Hilda terlihat begitu sumarah, ia takut dimarahi gurunya. Tiba-tiba dia menemukan bukunya, tapi sayang sesosok remaja tampan, berkulit putih, mengenakan kemeja flanel lebih dulu mengambilnya. Hilda hampir terpeselet karena rebutan buku itu, tapi pria tersebut menolongnya. Begitu terkejutnya Hilda, ia gagal lagi mendapatkan bukunya. Namun, tak ada perasaan kecewa yang terlihat di wajahnya. Ia malah menyunggingkan senyuman manis kepada pria itu. Ya, pria tersebut adalah Hilmi, tetangga kelas Miranda dan Hilda, hanya saja anaknya kalem, jadi mereka tidak mengenalinya.
"Hati-hati dong, lo nggak papa?"tanya Hilmi dengan muka sinis.
"What? Gue nggak papa kok. Sini kenalan. Mas, kamu sadar nggak sih manisnya kelewatan," ucap Hilda.
"Nama gue Hilda. Salam kenal orang ganteng, minta username instagram dong. Nyesel kalo lo nggak ngasih."

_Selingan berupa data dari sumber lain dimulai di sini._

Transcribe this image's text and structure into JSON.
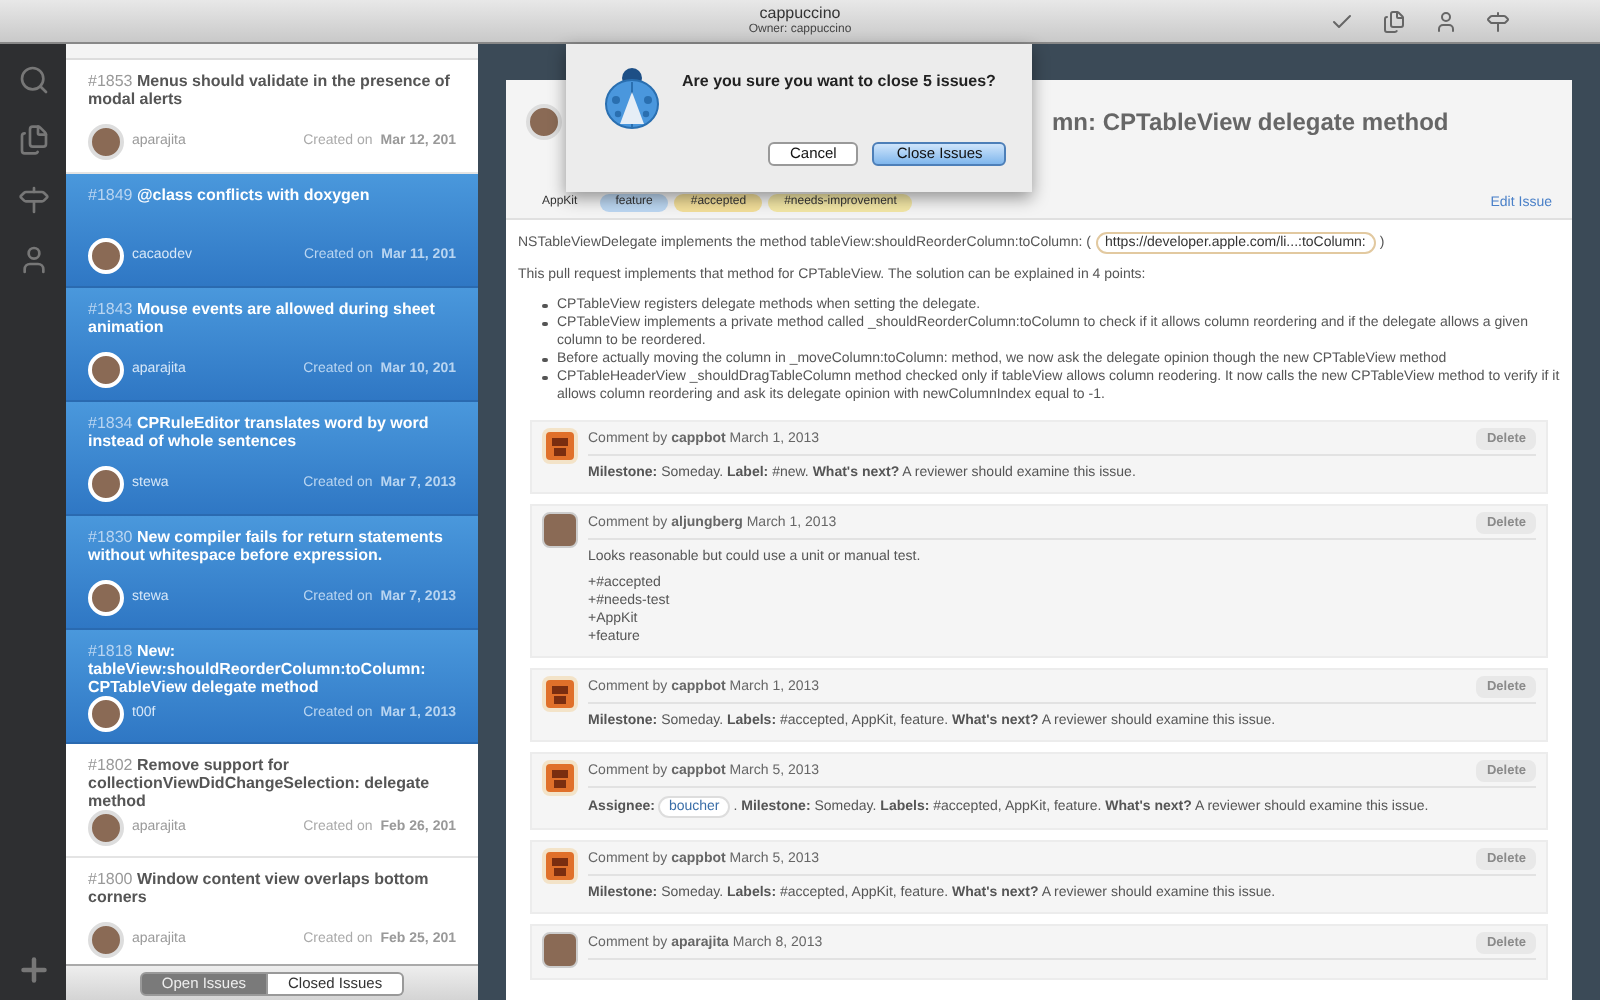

"Halo, malah dikacangin lagi."
"Woy, kasih tau nama lo."
"Anjay, kaleng rombeng. Please, ini toko buku bukan ajang tebar pesona. Udah nemu bukunya belum?" tanya Miranda kesal.
Hilda menggigit bibir bawahnya. Ia takut mengatakan yang sebenernya. Buku tersebut telah diambil oleh pria itu.
"Hilda Ayu Kemala, pacarnya Cha Eun Woo. Lho, malah diem aja."
"Anu, tadi ada bukunya, sekarang enggak. Tau nggak, itu cowok ganteng banget. Kulitnya bening, shining, simmering, splendid." Hilda antusias.
"Gue kagak nanya itu cowok. Cepetan ketemu bukunya nggak?" Miranda mengulangi pertanyaannya.
"Hehe, gue kasih ke cowok itu. Sumpah, vibes-nya beda. Jantung gue kaya dangdutan waktu natap mata dia. Gue nggak bisa hidup tanpa dia." papar Hilda.
"Gila, baru aja kenal. Udahlah, cari toko buku lain aja."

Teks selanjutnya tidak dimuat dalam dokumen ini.